According to Skarshevsky, even if now Ukraine doesn’t receive any money, there will not be a catastrophe. In May Ukraine needs to spend about 51 billion hryvnia on the external debt, but the Ministry of Finance still has money.

“Non-residents are actively buying up our domestic government bonds with record profitability under 20% per annum. This year receipts from sale of securities grew fivefold,” explained Skarshevsky.

For this reason, in fact, the hryvnia became stronger, and such idyll will last until the autumn – until foreign speculators will start to dump domestic government bonds and take the received profit outside of the country.

Until the autumn nothing threatens the exchange rate of the hryvnia – with the credit of the IMF or without it

Aleksey Kushch says that Ukraine will be able to cope with payments on the external debt even without an IMF loan – at the expense of the currency reserves of the National Bank of Ukraine.

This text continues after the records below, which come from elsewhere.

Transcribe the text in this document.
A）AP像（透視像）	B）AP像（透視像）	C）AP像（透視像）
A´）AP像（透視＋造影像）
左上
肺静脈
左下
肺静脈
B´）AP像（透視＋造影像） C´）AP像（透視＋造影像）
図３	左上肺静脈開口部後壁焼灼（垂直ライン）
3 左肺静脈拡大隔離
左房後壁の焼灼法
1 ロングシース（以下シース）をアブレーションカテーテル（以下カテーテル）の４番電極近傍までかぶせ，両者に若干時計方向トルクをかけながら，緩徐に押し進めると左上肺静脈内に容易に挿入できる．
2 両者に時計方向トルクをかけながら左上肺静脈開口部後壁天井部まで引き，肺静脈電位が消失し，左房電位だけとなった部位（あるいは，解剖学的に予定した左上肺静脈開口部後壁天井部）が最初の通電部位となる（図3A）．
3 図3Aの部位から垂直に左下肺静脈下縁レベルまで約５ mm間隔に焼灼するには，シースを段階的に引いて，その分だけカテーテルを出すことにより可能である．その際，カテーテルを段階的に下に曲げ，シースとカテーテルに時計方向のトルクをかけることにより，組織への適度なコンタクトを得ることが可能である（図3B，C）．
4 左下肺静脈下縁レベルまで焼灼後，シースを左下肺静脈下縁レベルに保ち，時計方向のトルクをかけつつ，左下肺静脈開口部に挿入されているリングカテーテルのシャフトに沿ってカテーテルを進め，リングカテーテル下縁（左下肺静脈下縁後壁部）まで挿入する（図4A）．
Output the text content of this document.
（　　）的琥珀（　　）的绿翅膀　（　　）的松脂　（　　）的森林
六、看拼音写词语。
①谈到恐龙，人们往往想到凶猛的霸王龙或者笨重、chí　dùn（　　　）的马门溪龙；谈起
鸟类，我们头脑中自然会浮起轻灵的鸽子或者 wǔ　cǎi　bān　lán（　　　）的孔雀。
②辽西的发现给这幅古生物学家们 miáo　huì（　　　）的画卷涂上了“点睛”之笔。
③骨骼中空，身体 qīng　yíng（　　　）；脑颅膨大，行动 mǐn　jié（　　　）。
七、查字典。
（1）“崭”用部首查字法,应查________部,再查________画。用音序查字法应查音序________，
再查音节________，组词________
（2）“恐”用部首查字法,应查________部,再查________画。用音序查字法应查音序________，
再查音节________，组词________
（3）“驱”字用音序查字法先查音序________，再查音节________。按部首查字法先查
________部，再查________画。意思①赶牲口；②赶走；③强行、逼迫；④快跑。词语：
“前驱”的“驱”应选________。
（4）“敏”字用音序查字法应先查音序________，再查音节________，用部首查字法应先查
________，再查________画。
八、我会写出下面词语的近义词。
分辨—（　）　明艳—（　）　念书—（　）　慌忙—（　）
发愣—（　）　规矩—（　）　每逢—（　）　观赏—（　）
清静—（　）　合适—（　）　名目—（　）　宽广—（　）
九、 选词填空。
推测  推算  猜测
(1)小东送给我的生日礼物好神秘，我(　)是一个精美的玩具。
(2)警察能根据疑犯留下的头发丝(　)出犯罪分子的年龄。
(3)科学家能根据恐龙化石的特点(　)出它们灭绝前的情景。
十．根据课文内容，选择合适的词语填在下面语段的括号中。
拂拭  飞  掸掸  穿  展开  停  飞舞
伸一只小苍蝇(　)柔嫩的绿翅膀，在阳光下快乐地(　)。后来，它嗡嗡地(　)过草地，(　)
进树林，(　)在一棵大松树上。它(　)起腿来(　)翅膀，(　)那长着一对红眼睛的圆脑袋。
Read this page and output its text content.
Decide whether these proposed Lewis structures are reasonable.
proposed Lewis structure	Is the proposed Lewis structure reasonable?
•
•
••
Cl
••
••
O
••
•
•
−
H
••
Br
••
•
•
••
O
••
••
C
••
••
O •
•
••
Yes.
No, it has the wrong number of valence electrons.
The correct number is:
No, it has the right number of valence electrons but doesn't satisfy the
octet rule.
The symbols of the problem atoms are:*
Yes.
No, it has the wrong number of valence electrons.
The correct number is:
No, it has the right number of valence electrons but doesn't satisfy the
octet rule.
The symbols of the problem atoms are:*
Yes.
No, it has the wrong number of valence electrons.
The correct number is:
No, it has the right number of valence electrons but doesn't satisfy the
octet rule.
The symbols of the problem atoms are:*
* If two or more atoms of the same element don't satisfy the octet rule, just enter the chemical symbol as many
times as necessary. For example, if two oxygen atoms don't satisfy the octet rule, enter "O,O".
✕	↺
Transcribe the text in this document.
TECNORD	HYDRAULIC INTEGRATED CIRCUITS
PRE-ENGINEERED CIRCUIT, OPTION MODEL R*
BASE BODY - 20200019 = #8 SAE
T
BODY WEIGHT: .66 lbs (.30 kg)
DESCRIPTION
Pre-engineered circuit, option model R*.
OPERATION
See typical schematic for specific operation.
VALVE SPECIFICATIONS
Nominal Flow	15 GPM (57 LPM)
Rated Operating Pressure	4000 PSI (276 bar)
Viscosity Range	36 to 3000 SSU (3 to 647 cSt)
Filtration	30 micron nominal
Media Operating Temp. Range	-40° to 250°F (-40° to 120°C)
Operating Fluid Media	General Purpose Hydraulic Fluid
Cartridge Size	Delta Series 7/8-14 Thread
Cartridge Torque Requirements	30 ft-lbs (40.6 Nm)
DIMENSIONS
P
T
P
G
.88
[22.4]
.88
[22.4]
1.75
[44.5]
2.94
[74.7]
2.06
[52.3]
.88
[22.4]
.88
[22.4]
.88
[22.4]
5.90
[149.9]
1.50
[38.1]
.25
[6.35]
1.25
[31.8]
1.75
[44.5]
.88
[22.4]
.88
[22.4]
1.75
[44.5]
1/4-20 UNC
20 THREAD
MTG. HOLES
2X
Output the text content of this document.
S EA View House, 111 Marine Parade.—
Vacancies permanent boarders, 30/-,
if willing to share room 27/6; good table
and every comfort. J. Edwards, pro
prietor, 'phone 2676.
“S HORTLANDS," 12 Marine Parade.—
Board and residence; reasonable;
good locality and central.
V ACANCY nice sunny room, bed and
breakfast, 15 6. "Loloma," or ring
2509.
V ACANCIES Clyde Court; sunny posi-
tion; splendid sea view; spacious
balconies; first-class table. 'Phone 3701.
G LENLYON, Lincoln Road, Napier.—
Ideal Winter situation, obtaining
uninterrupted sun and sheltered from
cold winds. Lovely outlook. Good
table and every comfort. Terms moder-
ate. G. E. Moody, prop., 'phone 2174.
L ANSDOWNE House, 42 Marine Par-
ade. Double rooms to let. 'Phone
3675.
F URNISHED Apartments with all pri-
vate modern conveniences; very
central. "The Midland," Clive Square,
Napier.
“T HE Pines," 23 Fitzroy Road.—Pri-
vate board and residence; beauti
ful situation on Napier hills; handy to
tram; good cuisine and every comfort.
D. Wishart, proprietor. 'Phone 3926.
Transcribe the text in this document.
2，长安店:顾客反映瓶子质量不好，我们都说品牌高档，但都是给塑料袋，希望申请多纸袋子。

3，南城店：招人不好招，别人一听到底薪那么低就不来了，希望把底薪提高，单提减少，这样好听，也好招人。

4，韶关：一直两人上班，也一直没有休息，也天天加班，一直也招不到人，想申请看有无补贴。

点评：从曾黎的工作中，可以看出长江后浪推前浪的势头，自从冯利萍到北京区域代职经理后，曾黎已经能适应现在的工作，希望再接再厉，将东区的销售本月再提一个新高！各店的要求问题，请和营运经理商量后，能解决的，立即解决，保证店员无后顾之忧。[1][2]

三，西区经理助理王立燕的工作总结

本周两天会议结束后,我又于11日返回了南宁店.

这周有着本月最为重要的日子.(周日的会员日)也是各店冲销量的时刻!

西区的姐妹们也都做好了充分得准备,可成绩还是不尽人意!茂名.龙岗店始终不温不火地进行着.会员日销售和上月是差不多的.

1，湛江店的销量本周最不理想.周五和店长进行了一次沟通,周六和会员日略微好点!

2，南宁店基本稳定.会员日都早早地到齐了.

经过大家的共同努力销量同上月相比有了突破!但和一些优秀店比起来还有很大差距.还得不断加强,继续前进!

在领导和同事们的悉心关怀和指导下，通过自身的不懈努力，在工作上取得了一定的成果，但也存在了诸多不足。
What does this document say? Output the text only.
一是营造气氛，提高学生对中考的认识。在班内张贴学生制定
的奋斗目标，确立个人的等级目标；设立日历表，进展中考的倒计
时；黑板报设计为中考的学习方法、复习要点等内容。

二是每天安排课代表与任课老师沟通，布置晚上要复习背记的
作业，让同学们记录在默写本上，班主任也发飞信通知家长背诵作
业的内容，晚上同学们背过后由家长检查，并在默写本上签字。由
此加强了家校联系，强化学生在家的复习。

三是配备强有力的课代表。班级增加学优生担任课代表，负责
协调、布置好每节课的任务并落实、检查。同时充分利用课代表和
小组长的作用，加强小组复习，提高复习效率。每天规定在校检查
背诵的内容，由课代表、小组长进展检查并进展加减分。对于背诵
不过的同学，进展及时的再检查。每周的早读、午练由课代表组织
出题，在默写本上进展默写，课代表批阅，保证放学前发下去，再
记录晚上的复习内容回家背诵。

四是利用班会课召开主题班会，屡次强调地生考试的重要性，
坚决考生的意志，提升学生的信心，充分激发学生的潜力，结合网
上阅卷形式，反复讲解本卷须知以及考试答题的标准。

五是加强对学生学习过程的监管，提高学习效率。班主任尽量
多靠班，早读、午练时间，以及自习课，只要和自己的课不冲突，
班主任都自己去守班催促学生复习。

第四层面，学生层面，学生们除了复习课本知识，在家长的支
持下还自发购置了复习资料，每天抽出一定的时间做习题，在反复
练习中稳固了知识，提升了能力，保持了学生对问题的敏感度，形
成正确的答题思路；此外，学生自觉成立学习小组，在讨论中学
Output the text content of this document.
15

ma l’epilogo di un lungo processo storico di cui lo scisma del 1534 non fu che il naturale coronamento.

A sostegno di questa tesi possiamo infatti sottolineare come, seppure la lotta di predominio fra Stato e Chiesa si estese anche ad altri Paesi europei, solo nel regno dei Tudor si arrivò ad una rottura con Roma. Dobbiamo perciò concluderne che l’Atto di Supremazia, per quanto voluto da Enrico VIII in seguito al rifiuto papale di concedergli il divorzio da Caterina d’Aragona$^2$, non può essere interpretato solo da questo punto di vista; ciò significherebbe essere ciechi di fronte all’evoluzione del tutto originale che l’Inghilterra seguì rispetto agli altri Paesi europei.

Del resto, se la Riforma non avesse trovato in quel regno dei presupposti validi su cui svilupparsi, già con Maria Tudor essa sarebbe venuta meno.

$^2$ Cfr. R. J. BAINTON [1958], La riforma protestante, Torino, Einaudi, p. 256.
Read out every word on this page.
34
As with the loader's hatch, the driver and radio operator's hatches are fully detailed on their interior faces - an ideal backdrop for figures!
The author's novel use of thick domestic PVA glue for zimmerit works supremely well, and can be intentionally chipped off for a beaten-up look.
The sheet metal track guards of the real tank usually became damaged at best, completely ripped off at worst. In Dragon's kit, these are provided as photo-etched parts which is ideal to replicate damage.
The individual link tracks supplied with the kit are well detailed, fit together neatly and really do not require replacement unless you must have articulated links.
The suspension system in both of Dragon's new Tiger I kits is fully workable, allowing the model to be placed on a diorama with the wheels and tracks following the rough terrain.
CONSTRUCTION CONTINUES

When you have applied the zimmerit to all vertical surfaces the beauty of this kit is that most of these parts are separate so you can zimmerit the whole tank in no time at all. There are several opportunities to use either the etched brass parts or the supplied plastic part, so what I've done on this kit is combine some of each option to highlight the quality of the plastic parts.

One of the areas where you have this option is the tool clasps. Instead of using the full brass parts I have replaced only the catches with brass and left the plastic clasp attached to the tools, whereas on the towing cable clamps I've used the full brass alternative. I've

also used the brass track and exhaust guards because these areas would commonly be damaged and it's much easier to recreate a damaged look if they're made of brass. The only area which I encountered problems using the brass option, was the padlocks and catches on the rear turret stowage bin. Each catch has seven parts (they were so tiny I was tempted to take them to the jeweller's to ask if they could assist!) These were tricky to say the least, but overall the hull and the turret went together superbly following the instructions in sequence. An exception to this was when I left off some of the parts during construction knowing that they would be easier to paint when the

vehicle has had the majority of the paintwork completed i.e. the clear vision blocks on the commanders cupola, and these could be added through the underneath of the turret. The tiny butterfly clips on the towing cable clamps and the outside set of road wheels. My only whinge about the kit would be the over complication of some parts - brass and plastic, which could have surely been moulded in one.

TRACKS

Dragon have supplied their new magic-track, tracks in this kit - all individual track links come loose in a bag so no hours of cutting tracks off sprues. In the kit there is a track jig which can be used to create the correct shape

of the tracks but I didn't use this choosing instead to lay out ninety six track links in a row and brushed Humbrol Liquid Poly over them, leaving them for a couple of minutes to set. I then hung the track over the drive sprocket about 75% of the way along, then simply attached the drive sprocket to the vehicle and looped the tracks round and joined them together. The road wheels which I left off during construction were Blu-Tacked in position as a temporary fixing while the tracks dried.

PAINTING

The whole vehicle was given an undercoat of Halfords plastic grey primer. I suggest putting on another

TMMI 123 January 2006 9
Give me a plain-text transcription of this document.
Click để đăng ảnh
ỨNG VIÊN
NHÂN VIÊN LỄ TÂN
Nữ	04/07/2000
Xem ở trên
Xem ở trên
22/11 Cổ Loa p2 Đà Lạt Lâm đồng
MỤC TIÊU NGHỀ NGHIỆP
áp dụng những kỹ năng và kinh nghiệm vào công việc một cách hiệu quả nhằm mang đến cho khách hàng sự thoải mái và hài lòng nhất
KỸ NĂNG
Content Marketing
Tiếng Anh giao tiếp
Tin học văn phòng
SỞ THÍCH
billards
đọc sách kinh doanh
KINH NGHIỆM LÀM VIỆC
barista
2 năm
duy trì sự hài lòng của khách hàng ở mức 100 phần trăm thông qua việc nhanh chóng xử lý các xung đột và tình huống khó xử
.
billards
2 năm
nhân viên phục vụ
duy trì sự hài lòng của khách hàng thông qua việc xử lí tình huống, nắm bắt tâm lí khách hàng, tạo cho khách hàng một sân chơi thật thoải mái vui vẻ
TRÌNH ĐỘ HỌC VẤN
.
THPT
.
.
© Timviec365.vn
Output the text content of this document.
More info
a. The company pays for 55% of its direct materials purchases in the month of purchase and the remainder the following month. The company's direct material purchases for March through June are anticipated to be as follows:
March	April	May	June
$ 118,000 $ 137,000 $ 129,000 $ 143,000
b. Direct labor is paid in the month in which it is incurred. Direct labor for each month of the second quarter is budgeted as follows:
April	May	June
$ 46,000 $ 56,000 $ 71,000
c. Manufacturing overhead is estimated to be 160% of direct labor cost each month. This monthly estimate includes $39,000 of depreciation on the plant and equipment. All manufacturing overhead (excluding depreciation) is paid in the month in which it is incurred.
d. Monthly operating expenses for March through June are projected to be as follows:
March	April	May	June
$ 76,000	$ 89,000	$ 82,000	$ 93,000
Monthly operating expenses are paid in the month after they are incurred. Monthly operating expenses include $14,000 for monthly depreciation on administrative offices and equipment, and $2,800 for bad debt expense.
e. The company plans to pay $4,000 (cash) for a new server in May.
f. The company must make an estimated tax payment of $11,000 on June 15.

But then the regulator will not be able to restrain the exchange rate via currency interventions any more, and the dollar will creep up

According to Viktor Skarshevsky, by the autumn, without IMF replenishment, the dollar will rise in price up to 28.5-29 hryvnia. And if the worst forecasts of international economists come true and a global crisis will erupt, then the devaluation of the hryvnia can accelerate even more.

“If I was the new government I would be more worried not about the current payments on the external debt, but about its increase and the deterioration of the structure. For the last five years the debt of Ukraine grew from $38 billion to $51 billion, at the same time we replace old debts with more expensive new ones. This creates big devaluation risks. And if there is a global crisis, then it is necessary to reach an agreement not about the loans any more, but about debt restructuring,” said Skarshevsky.

If Ukraine does not obtain another tranche, then external loans, which are periodically obtained by the Ministry of Finance, will become for us even more expensive, because the refusal of the IMF is a certain signal for other creditors.

“It will be possible to intercept some adventurous loans, but this is expensive – no less than 10% per annum,” considers Aleksey Kushch.